Des années passèrent. M. Thouin continuait d’habiter sa petite chambre éclairée d’une lucarne, il portait toujours son vieil habit noir étriqué et son chapeau melon démodé. Jamais, il n’avait revu les siens. Un jour, il apprit que sa fille était morte. Son fils était au collège. De sa femme, il ne voulait rien savoir. Un matin toutefois, il reçut une lettre d’elle, mais ayant reconnu l’écriture, la brûla sans la lire. Deux semaines plus tard, il eut sa visite. Il y avait plus de dix ans qu’ils ne s’étaient vus. Elle était changée, vieillie, pauvrement mise. L’ancien commis l’avait abandonnée, était parti après avoir revendu le magasin. Son mari ne croyait-il pas qu’il serait préférable d’oublier le passé et, puisqu’on était marié, de se remettre ensemble ? Non, rien ne l’intéressait plus.

La femme sentit son indifférence totale, son complet détachement.

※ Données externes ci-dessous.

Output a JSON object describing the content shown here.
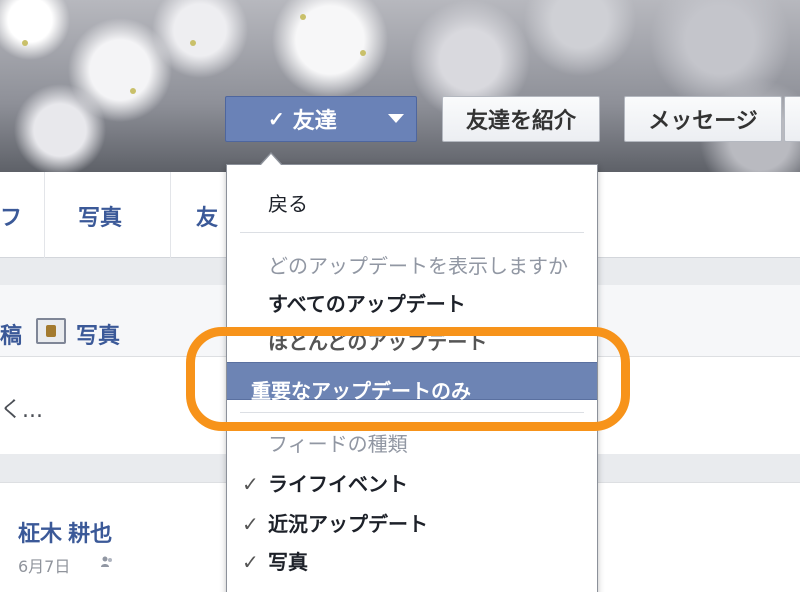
{
  "profile": {
    "friend_button": {
      "check": "✓",
      "label": "友達"
    },
    "introduce_button": "友達を紹介",
    "message_button": "メッセージ"
  },
  "nav": {
    "partial_left": "フ",
    "photos": "写真",
    "partial_friends": "友"
  },
  "composer": {
    "partial_tab": "稿",
    "photo_tab": "写真",
    "placeholder": "く..."
  },
  "post": {
    "author": "柾木 耕也",
    "date": "6月7日"
  },
  "dropdown": {
    "back": "戻る",
    "updates_header": "どのアップデートを表示しますか",
    "all_updates": "すべてのアップデート",
    "most_updates": "ほとんどのアップデート",
    "important_only": "重要なアップデートのみ",
    "feed_header": "フィードの種類",
    "life_events": "ライフイベント",
    "status_updates": "近況アップデート",
    "photos": "写真",
    "check": "✓"
  },
  "colors": {
    "facebook_blue": "#3b5998",
    "selected_bg": "#6d84b4",
    "highlight": "#f7931a"
  }
}
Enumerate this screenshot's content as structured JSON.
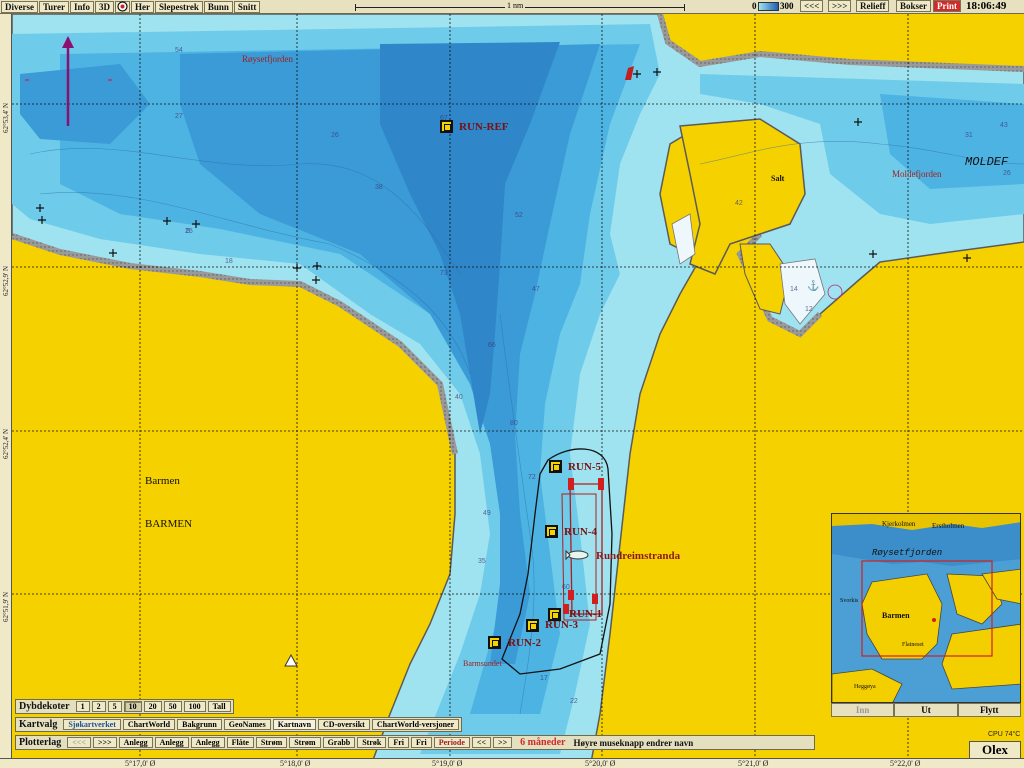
{
  "toolbar": {
    "items": [
      "Diverse",
      "Turer",
      "Info",
      "3D",
      "Her",
      "Slepestrek",
      "Bunn",
      "Snitt"
    ],
    "scale_label": "1 nm",
    "depth_scale_min": "0",
    "depth_scale_max": "300",
    "prev": "<<<",
    "next": ">>>",
    "right_items": [
      "Relieff",
      "Bokser",
      "Print"
    ],
    "clock": "18:06:49",
    "print_color": "#d12a2a"
  },
  "map": {
    "place_names": {
      "roysetfjorden": "Røysetfjorden",
      "moldefjorden_caps": "MOLDEF",
      "moldefjorden": "Moldefjorden",
      "salt": "Salt",
      "barmen": "Barmen",
      "barmen_caps": "BARMEN",
      "rundreimstranda": "Rundreimstranda",
      "barmsundet": "Barmsundet"
    },
    "runs": [
      {
        "id": "run-ref",
        "label": "RUN-REF"
      },
      {
        "id": "run-5",
        "label": "RUN-5"
      },
      {
        "id": "run-4",
        "label": "RUN-4"
      },
      {
        "id": "run-1",
        "label": "RUN-1"
      },
      {
        "id": "run-3",
        "label": "RUN-3"
      },
      {
        "id": "run-2",
        "label": "RUN-2"
      }
    ],
    "depth_soundings": [
      "54",
      "38",
      "27",
      "26",
      "25",
      "18",
      "67",
      "52",
      "47",
      "66",
      "80",
      "73",
      "72",
      "49",
      "35",
      "40",
      "60",
      "22",
      "42",
      "14",
      "12",
      "31",
      "43",
      "17",
      "5",
      "26"
    ],
    "latitudes": [
      "62°53,4' N",
      "62°52,9' N",
      "62°52,4' N",
      "62°51,9' N"
    ],
    "longitudes": [
      "5°17,0' Ø",
      "5°18,0' Ø",
      "5°19,0' Ø",
      "5°20,0' Ø",
      "5°21,0' Ø",
      "5°22,0' Ø"
    ],
    "colors": {
      "land": "#f6d100",
      "shallow": "#9fe3f0",
      "mid": "#5cc2e6",
      "deep": "#3a9bd6",
      "deepest": "#2f7fc4"
    }
  },
  "panels": {
    "depth": {
      "title": "Dybdekoter",
      "buttons": [
        "1",
        "2",
        "5",
        "10",
        "20",
        "50",
        "100",
        "Tall"
      ]
    },
    "chart": {
      "title": "Kartvalg",
      "buttons": [
        "Sjøkartverket",
        "ChartWorld",
        "Bakgrunn",
        "GeoNames",
        "Kartnavn",
        "CD-oversikt",
        "ChartWorld-versjoner"
      ]
    },
    "plotter": {
      "title": "Plotterlag",
      "prev": "<<<",
      "next": ">>>",
      "buttons": [
        "Anlegg",
        "Anlegg",
        "Anlegg",
        "Flåte",
        "Strøm",
        "Strøm",
        "Grabb",
        "Strøk",
        "Fri",
        "Fri"
      ],
      "period": "Periode",
      "nav_prev": "<<",
      "nav_next": ">>",
      "period_value": "6 måneder",
      "hint": "Høyre museknapp endrer navn"
    }
  },
  "minimap": {
    "labels": {
      "kjerkolmen": "Kjerkolmen",
      "erstholmen": "Erstholmen",
      "roysetfjorden": "Røysetfjorden",
      "barmen": "Barmen",
      "flatneset": "Flatneset",
      "svorkis": "Svorkis",
      "heggoya": "Heggøya"
    },
    "buttons": [
      "Inn",
      "Ut",
      "Flytt"
    ]
  },
  "status": {
    "cpu": "CPU 74°C",
    "brand": "Olex"
  }
}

Elle comprit l’inutilité de toutes les paroles et, sans même un adieu, elle le laissa, retourna à sa misère et à son découragement.

Quelques mois plus tard, M. Thouin apprit sa mort. On parla de désespoir, d’empoisonnement…

Son fils alors vint le voir. Il venait d’atteindre ses vingt et un ans. Et maintenant qu’il était majeur, il se trouvait à retirer un octroi mensuel de la succession de son grand-père. Depuis deux ans, il avait terminé son cours classique et il étudiait maintenant la médecine. Avec quelques autres futurs esculapes, il logeait dans une pension de la rue St-Hubert.

Le père et le fils échangeaient des phrases, mais le jeune homme sentait le creux, l’inanité des paroles qu’ils prononçaient. La voix du sang ne se faisait pas entendre. Trop longtemps, ils avaient été étrangers l’un à l’autre.